Lens: Canon EF-S 15-85mm at 85mm. 1/125 second at f/5.6, ISO 400.
Canon T2i hanging with Max.
One of the beautiful things about large digital files is the latitude of detail–if the overall exposure is good shadows areas can be brightened and highlights can be darkened in post production. Digital photographers can do this in camera with graduated neutral density filters, but the “trick” is less effective with angles. For this Petaluma River image, in Photoshop, I pulled up the shadow areas and lowered the highlights with the “Shadows and Highlights” image adjustment tool to give it an HDR effect.

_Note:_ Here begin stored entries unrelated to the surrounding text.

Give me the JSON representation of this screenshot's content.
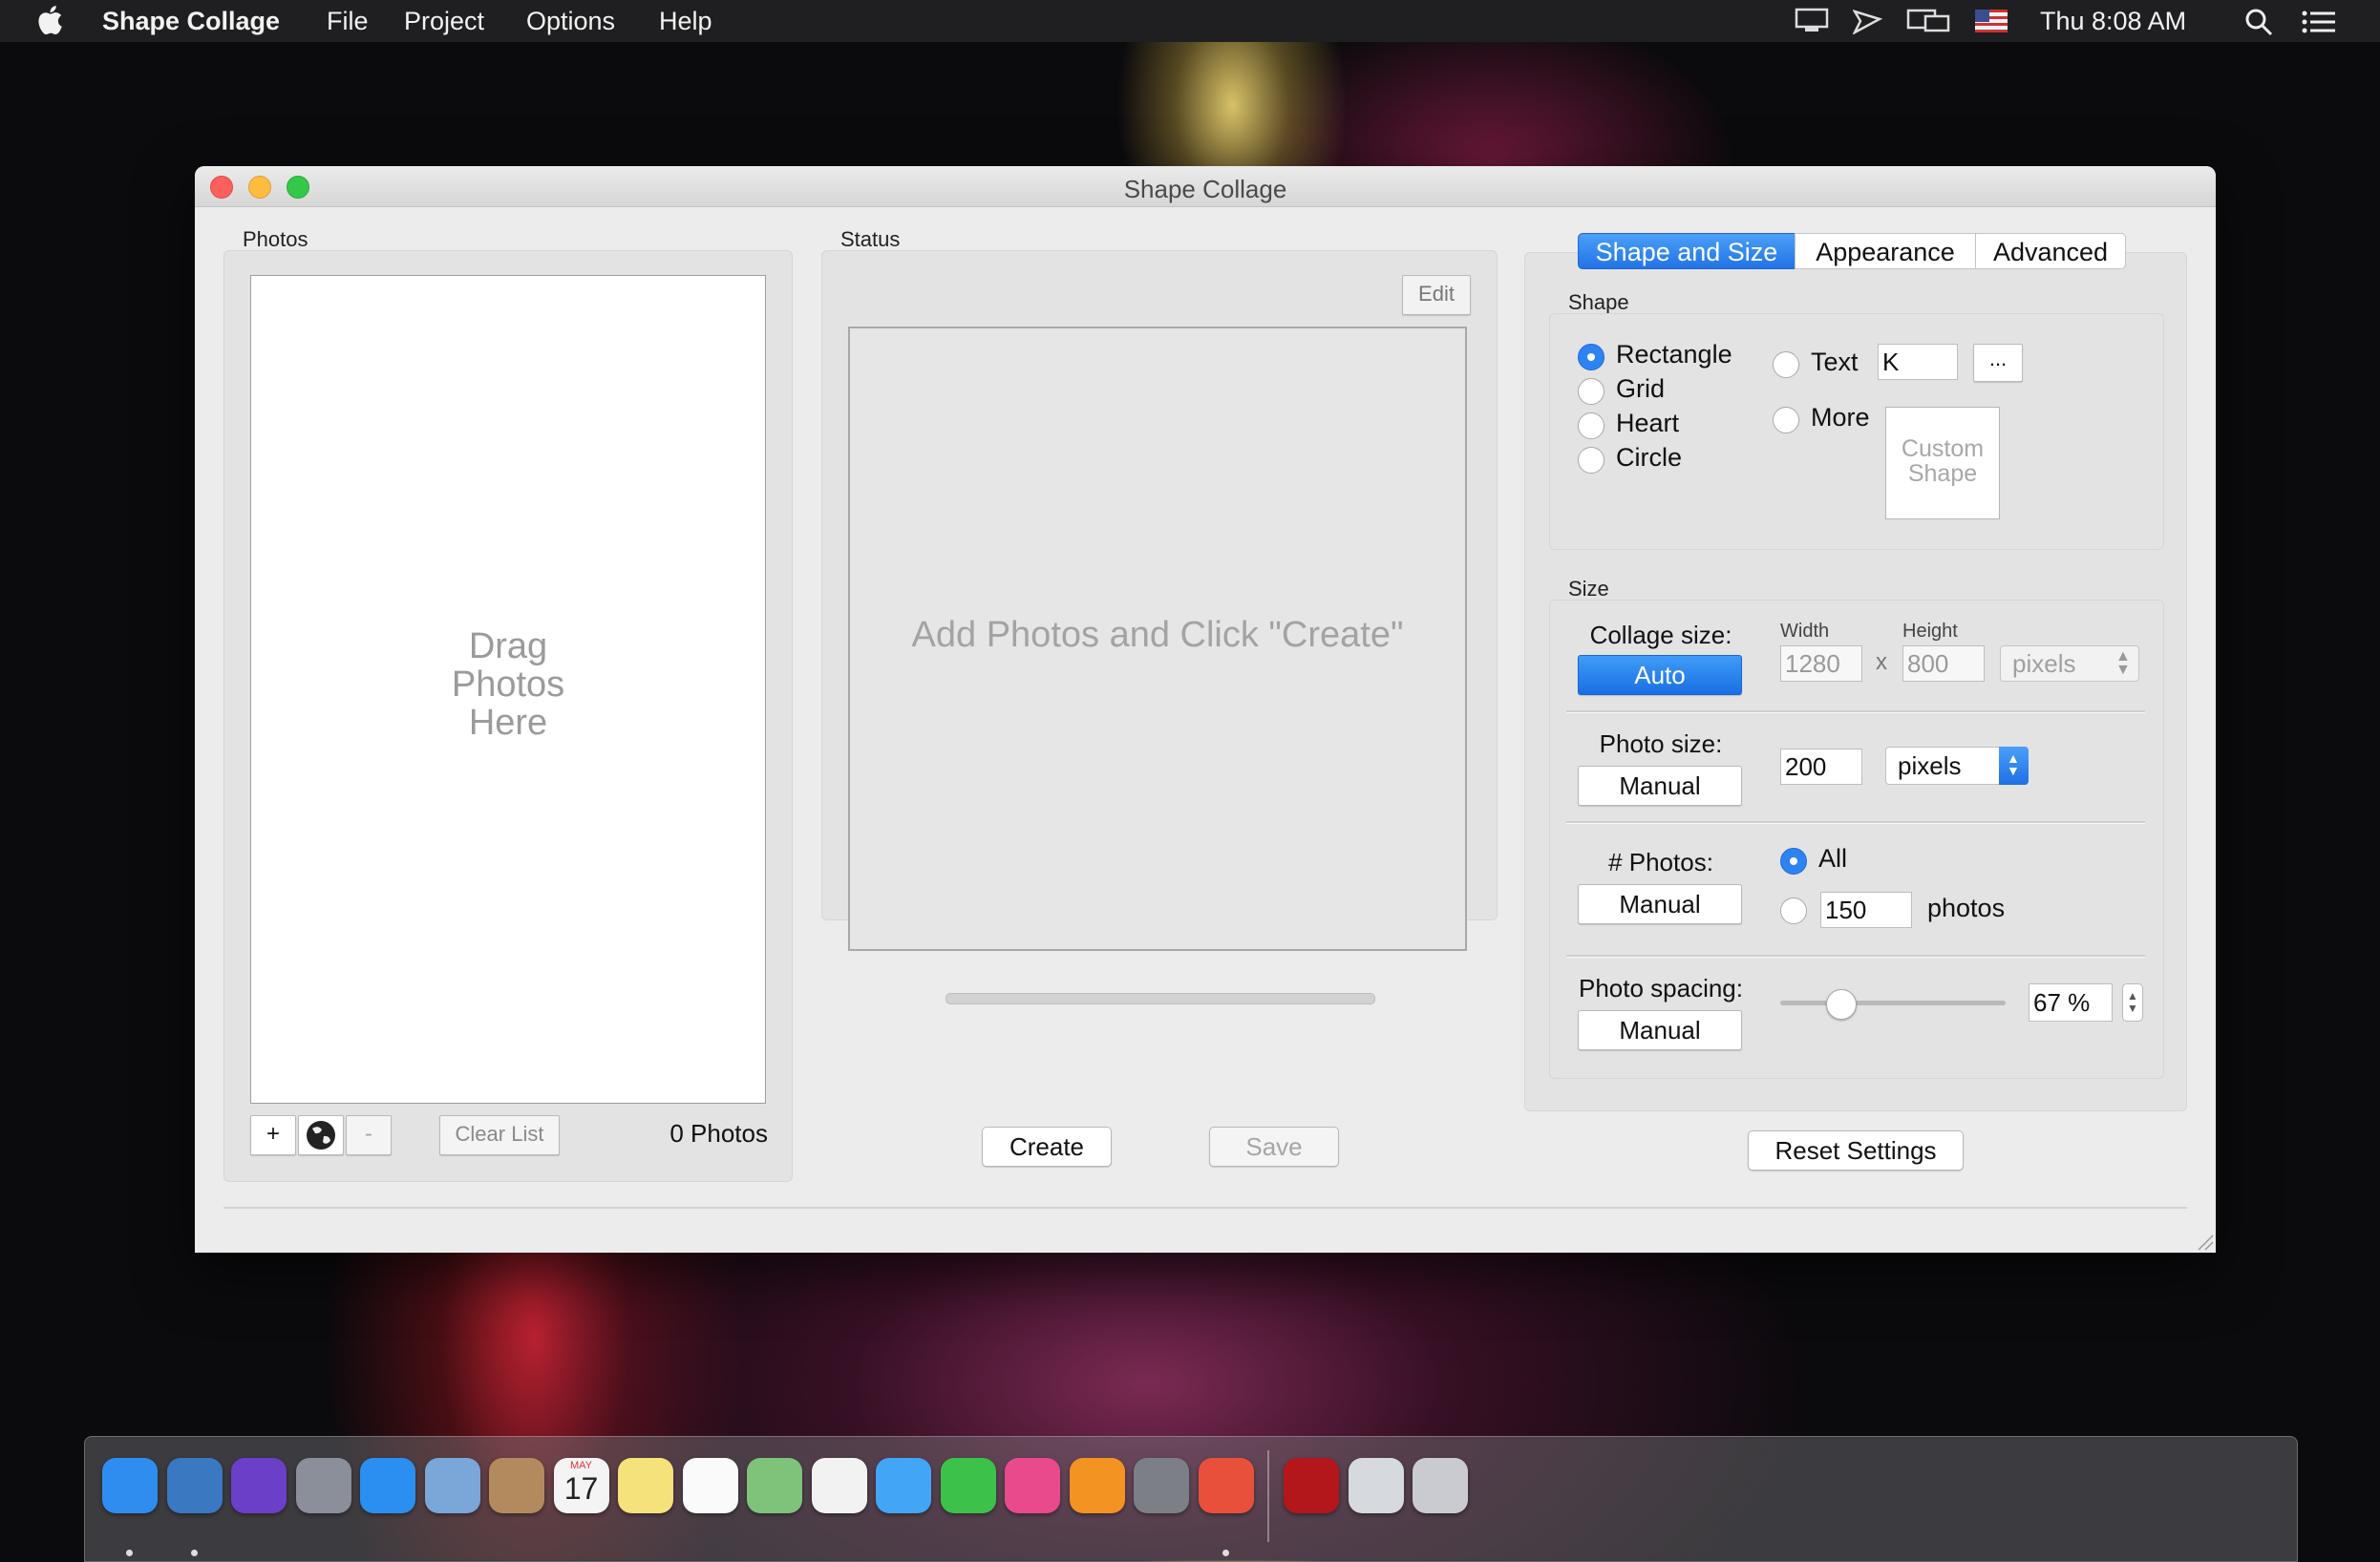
{
  "menubar": {
    "app_name": "Shape Collage",
    "menus": [
      "File",
      "Project",
      "Options",
      "Help"
    ],
    "clock": "Thu 8:08 AM"
  },
  "window": {
    "title": "Shape Collage"
  },
  "photos_panel": {
    "label": "Photos",
    "drop_hint": [
      "Drag",
      "Photos",
      "Here"
    ],
    "add_label": "+",
    "remove_label": "-",
    "clear_label": "Clear List",
    "count_text": "0 Photos"
  },
  "status_panel": {
    "label": "Status",
    "edit_label": "Edit",
    "preview_hint": "Add Photos and Click \"Create\"",
    "progress": 0
  },
  "actions": {
    "create_label": "Create",
    "save_label": "Save",
    "reset_label": "Reset Settings"
  },
  "tabs": [
    {
      "label": "Shape and Size",
      "active": true
    },
    {
      "label": "Appearance",
      "active": false
    },
    {
      "label": "Advanced",
      "active": false
    }
  ],
  "shape": {
    "label": "Shape",
    "options": [
      {
        "label": "Rectangle",
        "selected": true
      },
      {
        "label": "Grid",
        "selected": false
      },
      {
        "label": "Heart",
        "selected": false
      },
      {
        "label": "Circle",
        "selected": false
      },
      {
        "label": "Text",
        "selected": false
      },
      {
        "label": "More",
        "selected": false
      }
    ],
    "text_value": "K",
    "ellipsis_label": "...",
    "custom_shape_label": [
      "Custom",
      "Shape"
    ]
  },
  "size": {
    "label": "Size",
    "collage": {
      "label": "Collage size:",
      "mode": "Auto",
      "width_label": "Width",
      "height_label": "Height",
      "width": "1280",
      "times": "x",
      "height": "800",
      "unit": "pixels"
    },
    "photo": {
      "label": "Photo size:",
      "mode": "Manual",
      "value": "200",
      "unit": "pixels"
    },
    "count": {
      "label": "# Photos:",
      "mode": "Manual",
      "all_label": "All",
      "all_selected": true,
      "value": "150",
      "unit_label": "photos"
    },
    "spacing": {
      "label": "Photo spacing:",
      "mode": "Manual",
      "value_text": "67 %",
      "value": 67
    }
  },
  "colors": {
    "accent": "#2e83f2",
    "window_bg": "#ececec",
    "close": "#fc605c",
    "minimize": "#fdbc40",
    "zoom": "#34c84a"
  },
  "dock": {
    "items": [
      {
        "name": "finder-icon",
        "color": "#2f8df0",
        "running": true
      },
      {
        "name": "network-radar-icon",
        "color": "#3a78c2",
        "running": true
      },
      {
        "name": "siri-icon",
        "color": "#6b3fc8",
        "running": false
      },
      {
        "name": "launchpad-icon",
        "color": "#8a8f99",
        "running": false
      },
      {
        "name": "safari-icon",
        "color": "#2a8ff0",
        "running": false
      },
      {
        "name": "mail-icon",
        "color": "#7aa6d8",
        "running": false
      },
      {
        "name": "contacts-icon",
        "color": "#b28a5e",
        "running": false
      },
      {
        "name": "calendar-icon",
        "color": "#f4f4f4",
        "running": false
      },
      {
        "name": "notes-icon",
        "color": "#f6e27a",
        "running": false
      },
      {
        "name": "reminders-icon",
        "color": "#fafafa",
        "running": false
      },
      {
        "name": "maps-icon",
        "color": "#7fc27a",
        "running": false
      },
      {
        "name": "photos-icon",
        "color": "#f2f2f2",
        "running": false
      },
      {
        "name": "messages-icon",
        "color": "#42a5f5",
        "running": false
      },
      {
        "name": "facetime-icon",
        "color": "#3cc24a",
        "running": false
      },
      {
        "name": "itunes-icon",
        "color": "#e84a8c",
        "running": false
      },
      {
        "name": "ibooks-icon",
        "color": "#f29322",
        "running": false
      },
      {
        "name": "system-preferences-icon",
        "color": "#7d7f86",
        "running": false
      },
      {
        "name": "shape-collage-icon",
        "color": "#e8503c",
        "running": true
      },
      {
        "name": "acrobat-icon",
        "color": "#b3171b",
        "running": false
      },
      {
        "name": "preview-icon",
        "color": "#d6d9de",
        "running": false
      },
      {
        "name": "trash-icon",
        "color": "#c9cbd0",
        "running": false
      }
    ],
    "calendar_month": "MAY",
    "calendar_day": "17"
  }
}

Lens: Canon EF-S 15-85mm at 24mm. 1/160 second at f/11, ISO 200.
Canon T2i rolling on the river.
Today, at the end of my commute, I stopped in town and wandered the streets for 20 minutes or so looking for stuff to photograph. I happened upon this cool looking, but rain dirty 1953 Buick Roadmaster. The surrounding scene wasn’t so great, but the look of the car (especially the front end) got me snapping. Once home, I loaded the images into Photoshop, picked the shot I liked the best and proceeded to do my usual Nik Silver Efex Pro tweak. While clicking through the Nik presets I chose “solarized” (an effect I usually ignore) and BINGO! I don’t tend to go “cartoony” with my photo manipulation, but the strong solarizing effect worked magic on the image.
For reference, here’s the image straight from the camera.
Lens: Canon EF-S 15-85mm at 22mm. 1/160 second at f/11, ISO 200.
Canon T2i catching a ride.
I tend to look at people’s hands because they tell a story. The “story” is not always obvious, but I believe it’s obvious whether a person’s hands are worked or not. Musicians use their theirs so they tend to show a strength of skill. This pair belongs to a musician who happens to be my wife.
Canon G11 capturing hands.
Has anyone ever grabbed an image of a tuba vortex? Finally, there’s a glimpse.
Canon G11 peering into the big brass.